“Confirmed Judges, Confirmed Fears” is a blog series documenting the harmful impact of President Trump’s judges on Americans’ rights and liberties.
Trump judge Michael Scudder cast the deciding vote in a Seventh Circuit panel opinion dismissing a transgender woman’s lawsuit against prison officials for depriving her of transition-related surgery. The Eighth Amendment prohibits deliberate indifference to an incarcerated person’s serious medical condition. However, Scudder agreed with the majority in dismissing Nicole Rose Campbell’s lawsuit against the prison officials who refused to allow the procedure, on the basis of qualified immunity. The August 2019 case was Campbell v. Kallas.
Qualified immunity is a legal concept created and expanded by the Supreme Court by which government officials accused of violating the Constitution generally can’t be sued for damages in their personal capacity unless what they did was indisputably unconstitutional under binding precedent. In making this pretrial decision, a judge accepts the plaintiff’s version of the facts. In effect, the doctrine has allowed courts to cite relatively small differences between the relevant precedents and the case before them as justification for immunizing a government official from a lawsuit.
In Campbell’s case, although Judges Scudder and Diane Sykes (who authored the opinion) agreed that gender dysphoria is a serious medical condition, they concluded that no precedent had clearly established a right to gender dysphoria treatment beyond hormone therapy. But as Judge Diane Wood pointed out in her dissent, the cases cited by the majority were not relevant:
The question whether a particular course of treatment for an objectively serious medical condition amounts to deliberate indifference can be answered only with evidence from the medical community. For that reason, courts cannot look to outdated factual evidence from past cases to determine whether some course of treatment is within acceptable boundaries. If the medical community uniformly decides that a recent advance is the only proper course of treatment, a defendant cannot rely on a case from before that advance occurred to say that her outdated treatment choice was reasonable.

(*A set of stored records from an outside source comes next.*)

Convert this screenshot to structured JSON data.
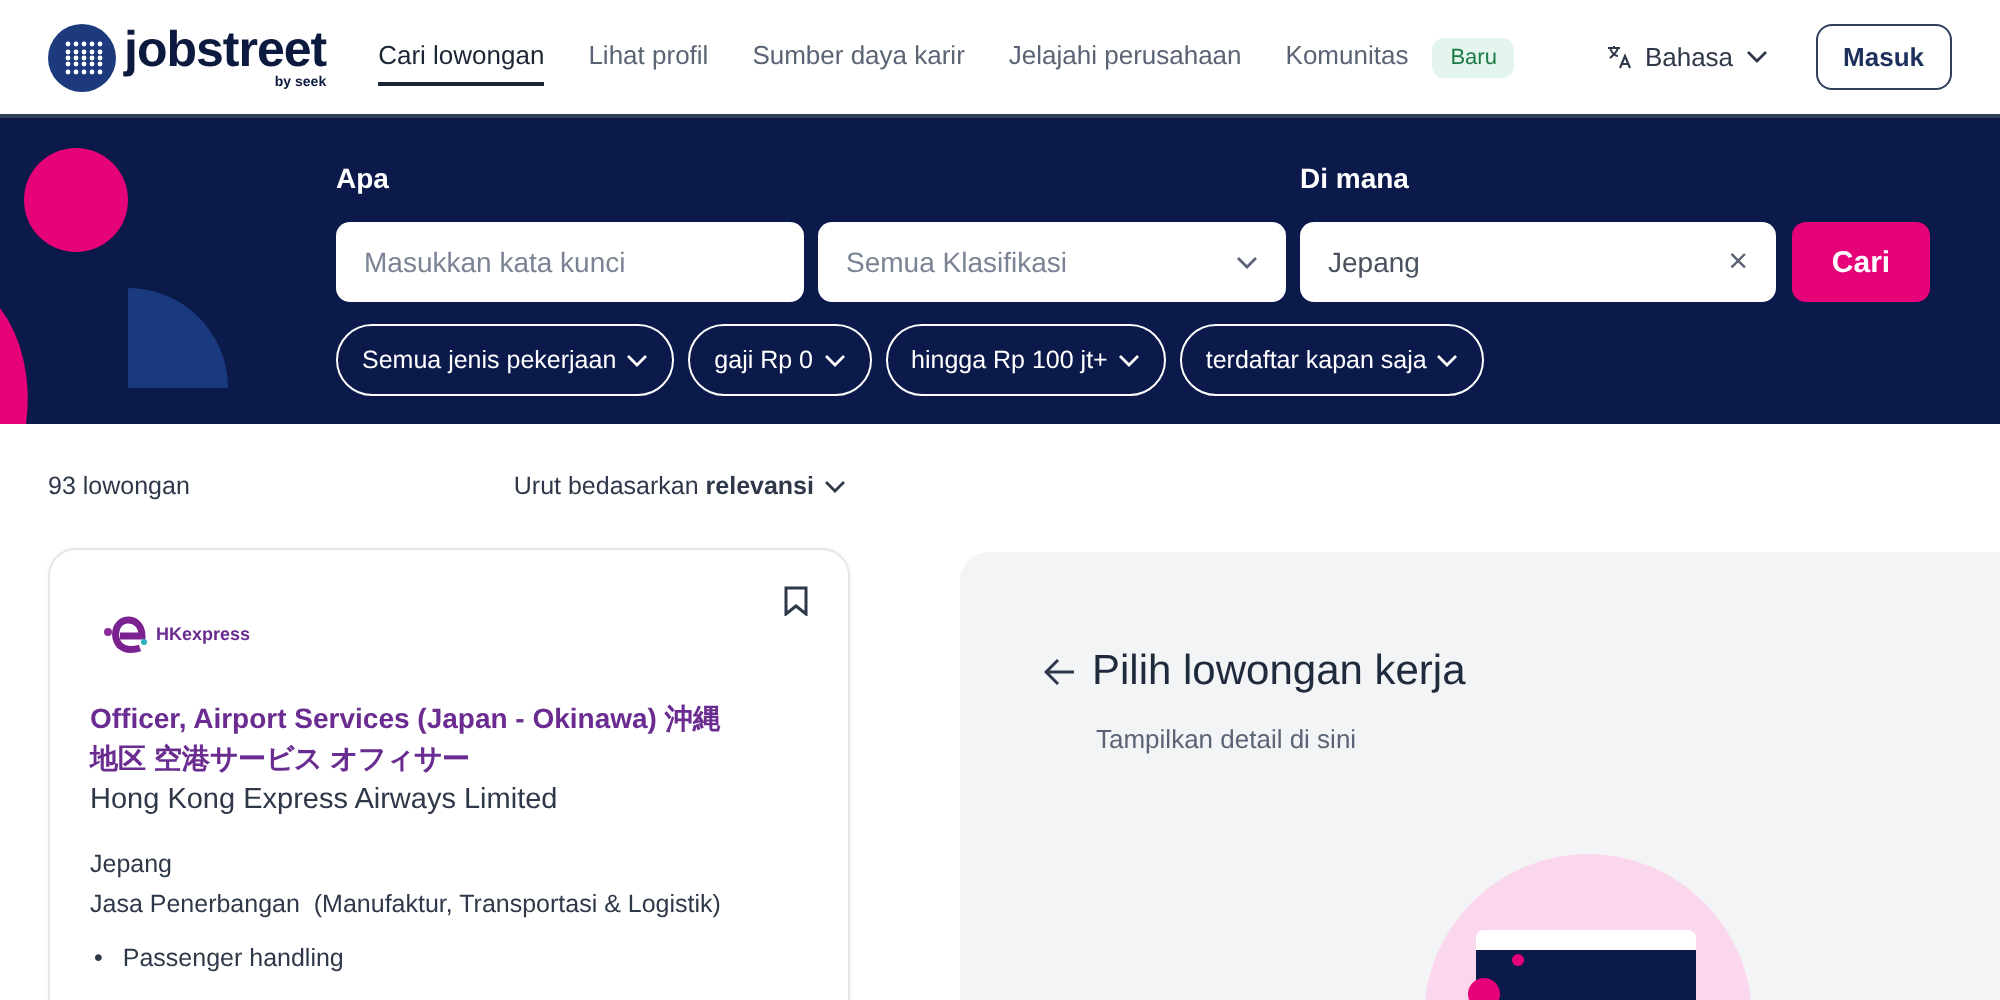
{
  "header": {
    "logo": {
      "name": "jobstreet",
      "tagline": "by seek"
    },
    "nav": [
      {
        "label": "Cari lowongan",
        "selected": true
      },
      {
        "label": "Lihat profil",
        "selected": false
      },
      {
        "label": "Sumber daya karir",
        "selected": false
      },
      {
        "label": "Jelajahi perusahaan",
        "selected": false
      },
      {
        "label": "Komunitas",
        "selected": false,
        "badge": "Baru"
      }
    ],
    "language": "Bahasa",
    "login": "Masuk"
  },
  "search": {
    "what_label": "Apa",
    "keyword": {
      "placeholder": "Masukkan kata kunci"
    },
    "classification": "Semua Klasifikasi",
    "where_label": "Di mana",
    "location": {
      "value": "Jepang"
    },
    "clear": "×",
    "submit": "Cari",
    "filters": [
      "Semua jenis pekerjaan",
      "gaji Rp 0",
      "hingga Rp 100 jt+",
      "terdaftar kapan saja"
    ]
  },
  "results": {
    "count": "93 lowongan",
    "sort": "Urut bedasarkan **relevansi**"
  },
  "jobs": [
    {
      "logo_text": "HKexpress",
      "title": "Officer, Airport Services (Japan - Okinawa) 沖縄地区 空港サービス オフィサー",
      "company": "Hong Kong Express Airways Limited",
      "location": "Jepang",
      "category": "Jasa Penerbangan  (Manufaktur, Transportasi & Logistik)",
      "bullets": [
        {
          "marker": "•",
          "text": "Passenger handling"
        }
      ]
    }
  ],
  "detail": {
    "title": "Pilih lowongan kerja",
    "subtitle": "Tampilkan detail di sini"
  }
}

As Judge Wood noted, Campbell's expert witnesses told the court that “no reasonable medical professional would recommend any course of treatment in her case except surgery.”

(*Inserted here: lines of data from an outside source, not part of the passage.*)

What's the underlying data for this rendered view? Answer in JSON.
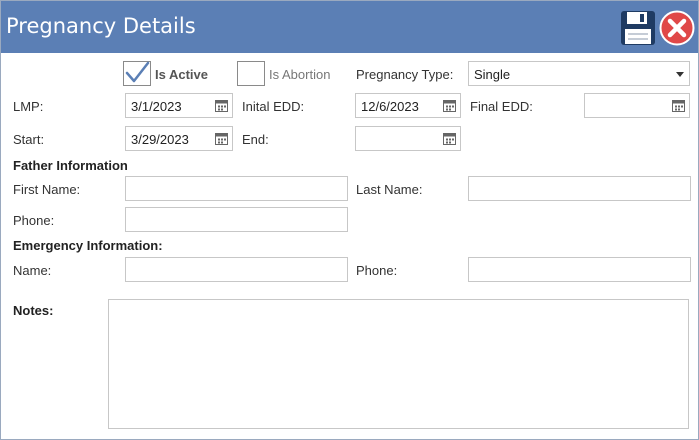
{
  "window": {
    "title": "Pregnancy Details",
    "colors": {
      "titlebar": "#5b7fb5",
      "close": "#e04848",
      "save": "#1f3b63"
    },
    "icons": {
      "save": "floppy-disk-icon",
      "close": "close-circle-icon"
    }
  },
  "status": {
    "is_active_label": "Is Active",
    "is_active_checked": true,
    "is_abortion_label": "Is Abortion",
    "is_abortion_checked": false,
    "pregnancy_type_label": "Pregnancy Type:",
    "pregnancy_type_value": "Single"
  },
  "dates": {
    "lmp_label": "LMP:",
    "lmp_value": "3/1/2023",
    "initial_edd_label": "Inital EDD:",
    "initial_edd_value": "12/6/2023",
    "final_edd_label": "Final EDD:",
    "final_edd_value": "",
    "start_label": "Start:",
    "start_value": "3/29/2023",
    "end_label": "End:",
    "end_value": ""
  },
  "father": {
    "section_title": "Father Information",
    "first_name_label": "First Name:",
    "first_name_value": "",
    "last_name_label": "Last Name:",
    "last_name_value": "",
    "phone_label": "Phone:",
    "phone_value": ""
  },
  "emergency": {
    "section_title": "Emergency Information:",
    "name_label": "Name:",
    "name_value": "",
    "phone_label": "Phone:",
    "phone_value": ""
  },
  "notes": {
    "label": "Notes:",
    "value": ""
  }
}
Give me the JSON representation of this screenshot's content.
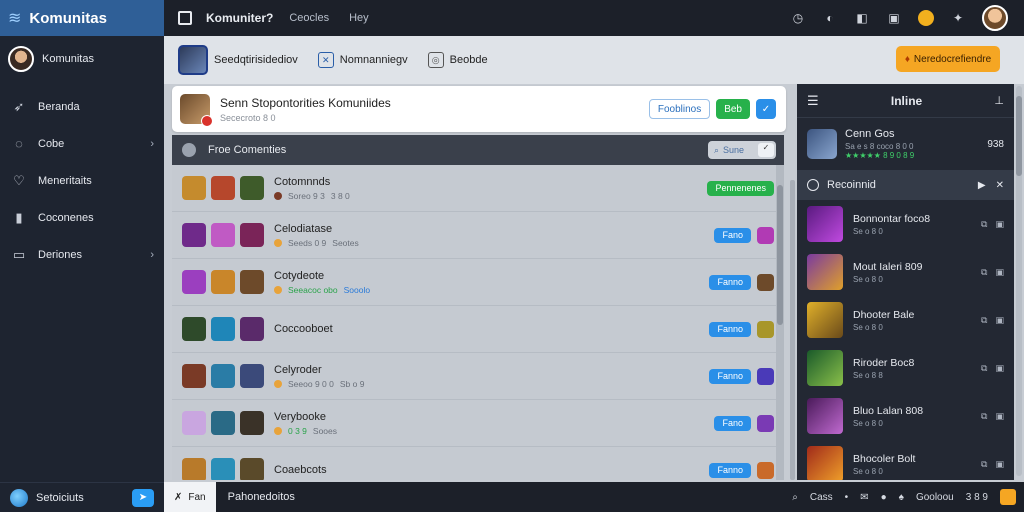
{
  "sidebar": {
    "brand": "Komunitas",
    "user_name": "Komunitas",
    "items": [
      {
        "label": "Beranda",
        "icon": "rocket-icon",
        "chevron": false
      },
      {
        "label": "Cobe",
        "icon": "chat-icon",
        "chevron": true
      },
      {
        "label": "Meneritaits",
        "icon": "heart-icon",
        "chevron": false
      },
      {
        "label": "Coconenes",
        "icon": "chart-icon",
        "chevron": false
      },
      {
        "label": "Deriones",
        "icon": "folder-icon",
        "chevron": true
      }
    ],
    "footer_label": "Setoiciuts"
  },
  "topbar": {
    "title": "Komuniter?",
    "link1": "Ceocles",
    "link2": "Hey"
  },
  "toolbar": {
    "item1": "Seedqtirisidediov",
    "item2": "Nomnanniegv",
    "item3": "Beobde",
    "cta_label": "Neredocrefiendre"
  },
  "community": {
    "title": "Senn Stopontorities Komuniides",
    "subtitle": "Sececroto 8 0",
    "btn_outline": "Fooblinos",
    "btn_green": "Beb",
    "btn_check": "✓"
  },
  "friends": {
    "header": "Froe Comenties",
    "search_placeholder": "Sune",
    "rows": [
      {
        "name": "Cotomnnds",
        "meta": [
          "Soreo 9 3",
          "3 8 0"
        ],
        "button": "Pennenenes",
        "button_type": "green",
        "games": [
          "#c58b2d",
          "#b6472c",
          "#3e5b2a"
        ],
        "mini": ""
      },
      {
        "name": "Celodiatase",
        "meta": [
          "Seeds 0 9",
          "Seotes"
        ],
        "button": "Fano",
        "button_type": "blue",
        "games": [
          "#6f2a8a",
          "#c05ac4",
          "#7a2458"
        ],
        "mini": "#b13ab4"
      },
      {
        "name": "Cotydeote",
        "meta": [
          "Seeacoc obo",
          "Sooolo"
        ],
        "button": "Fanno",
        "button_type": "blue",
        "games": [
          "#9b3fbf",
          "#c9862a",
          "#6d4a2a"
        ],
        "mini": "#6d4a2a"
      },
      {
        "name": "Coccooboet",
        "meta": [],
        "button": "Fanno",
        "button_type": "blue",
        "games": [
          "#2e4a2a",
          "#1f86b8",
          "#5a2a6a"
        ],
        "mini": "#a8962a"
      },
      {
        "name": "Celyroder",
        "meta": [
          "Seeoo 9 0 0",
          "Sb o 9"
        ],
        "button": "Fanno",
        "button_type": "blue",
        "games": [
          "#7a3a26",
          "#2a7ca6",
          "#3b4a7a"
        ],
        "mini": "#4a3ab8"
      },
      {
        "name": "Verybooke",
        "meta": [
          "0 3 9",
          "Sooes"
        ],
        "button": "Fano",
        "button_type": "blue",
        "games": [
          "#c9a6e0",
          "#2a6a86",
          "#3a3228"
        ],
        "mini": "#7a3ab4"
      },
      {
        "name": "Coaebcots",
        "meta": [],
        "button": "Fanno",
        "button_type": "blue",
        "games": [
          "#b87a2a",
          "#2a8fb8",
          "#5a4a2a"
        ],
        "mini": "#c96a2a"
      }
    ]
  },
  "right_panel": {
    "title": "Inline",
    "me": {
      "name": "Cenn Gos",
      "meta": "Sa e s 8 coco 8 0 0",
      "stars": "★★★★★ 8 9 0 8 9",
      "num": "938"
    },
    "section": "Recoinnid",
    "items": [
      {
        "name": "Bonnontar foco8",
        "meta": "Se o 8 0",
        "color": "#8a2ab0"
      },
      {
        "name": "Mout Ialeri 809",
        "meta": "Se o 8 0",
        "color": "#c98a2a"
      },
      {
        "name": "Dhooter Bale",
        "meta": "Se o 8 0",
        "color": "#a8862a"
      },
      {
        "name": "Riroder Boc8",
        "meta": "Se o 8 8",
        "color": "#2a7a3a"
      },
      {
        "name": "Bluo Lalan 808",
        "meta": "Se o 8 0",
        "color": "#7a2a8a"
      },
      {
        "name": "Bhocoler Bolt",
        "meta": "Se o 8 0",
        "color": "#c9552a"
      }
    ]
  },
  "bottombar": {
    "tab_label": "Fan",
    "text": "Pahonedoitos",
    "status1": "Cass",
    "status2": "Gooloou",
    "status3": "3 8 9"
  }
}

Judge Wood explained that when determining if a defendant has qualified immunity, the court is required to view the facts in the light most advantageous to the plaintiff. Those facts indicate that despite hormone treatment, Campbell’s gender dysphoria has not improved: she has threatened severe self-injury and she has contemplated suicide. But the majority opinion “swipes this evidence away” and “chooses to reach its own conclusion” about the need for transition-related surgery, a conclusion that contradicts the testimony of medical experts.